Revelado nas categorias de base do Náutico, Odilávio havia ajuizado uma reclamação trabalhista no dia 11 de dezembro de 2019, alegando que o Náutico não tinha recolhido algumas parcelas do FGTS e que tinha um saldo de salário a receber. De acordo com o departamento jurídico do clube, o jogador juntou ao processo um extrato não atualizado do FGTS, induzido a juíza ao erro.

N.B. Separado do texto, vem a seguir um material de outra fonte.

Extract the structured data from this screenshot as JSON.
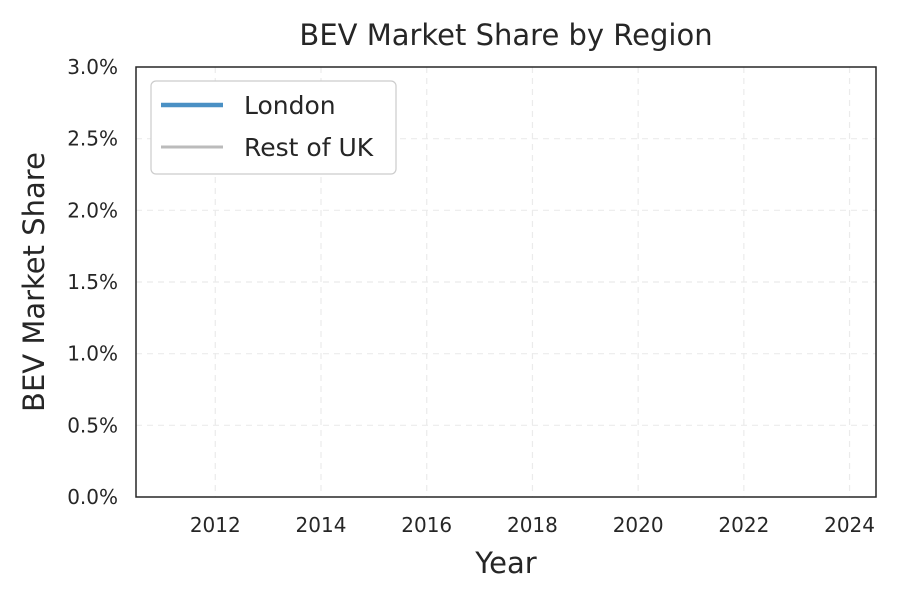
{
  "chart_data": {
    "type": "line",
    "title": "BEV Market Share by Region",
    "xlabel": "Year",
    "ylabel": "BEV Market Share",
    "xlim": [
      2010.5,
      2024.5
    ],
    "ylim": [
      0,
      3.0
    ],
    "xticks": [
      2012,
      2014,
      2016,
      2018,
      2020,
      2022,
      2024
    ],
    "xtick_labels": [
      "2012",
      "2014",
      "2016",
      "2018",
      "2020",
      "2022",
      "2024"
    ],
    "yticks": [
      0,
      0.5,
      1.0,
      1.5,
      2.0,
      2.5,
      3.0
    ],
    "ytick_labels": [
      "0.0%",
      "0.5%",
      "1.0%",
      "1.5%",
      "2.0%",
      "2.5%",
      "3.0%"
    ],
    "grid": true,
    "legend_position": "top-left",
    "series": [
      {
        "name": "London",
        "color": "#4a90c4",
        "x": [],
        "y": []
      },
      {
        "name": "Rest of UK",
        "color": "#bbbbbb",
        "x": [],
        "y": []
      }
    ]
  }
}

"A desembargadora entendeu que não havia atrasos de recolhimento das parcelas de FGTS no ajuizamento da ação. Agora a gente espera que o atleta se reapresente de imediato, sob pena de multa diária, por não se apresentar. Ele tem que cumprir o que estava previsto no pré-contrato, ou então, como a gente tem dito desde o início, que ele pague a multa por descumprimento do pré-contrato", declarou Bruno Becker. Caso o jogador não se reapresente, o vice-presidente alvirrubro informou que o clube vai entrar com uma ação para o juiz obrigá-lo a se apresentar sob pena de multa.

EMPRÉSTIMO

Odilávio estava emprestado ao Figueirense até o final da Série B do ano passado. Ao final do empréstimo, tanto o clube catarinense quanto o atacante manifestaram interesse em renovar o vínculo de empréstimo. O Náutico concordou em emprestá-lo novamente até o final da temporada, contanto que o jogador estendesse o vínculo com o time pernambucano. No entanto, de acordo com a diretoria alvirrubra, o empresário de Odilávio informou que o jogador não tinha interesse em renovar o contrato com o Timbu.

Sem um resguardo de um novo contrato, para lucrar em uma possível negociação futura, caso o atleta se destacasse pelo Figueirense, o Náutico encerrou as negociações para um novo empréstimo. Ao mesmo tempo, o clube catarinense se posicionou que, sem um acordo com o Timbu, Odilávio não ficaria no clube.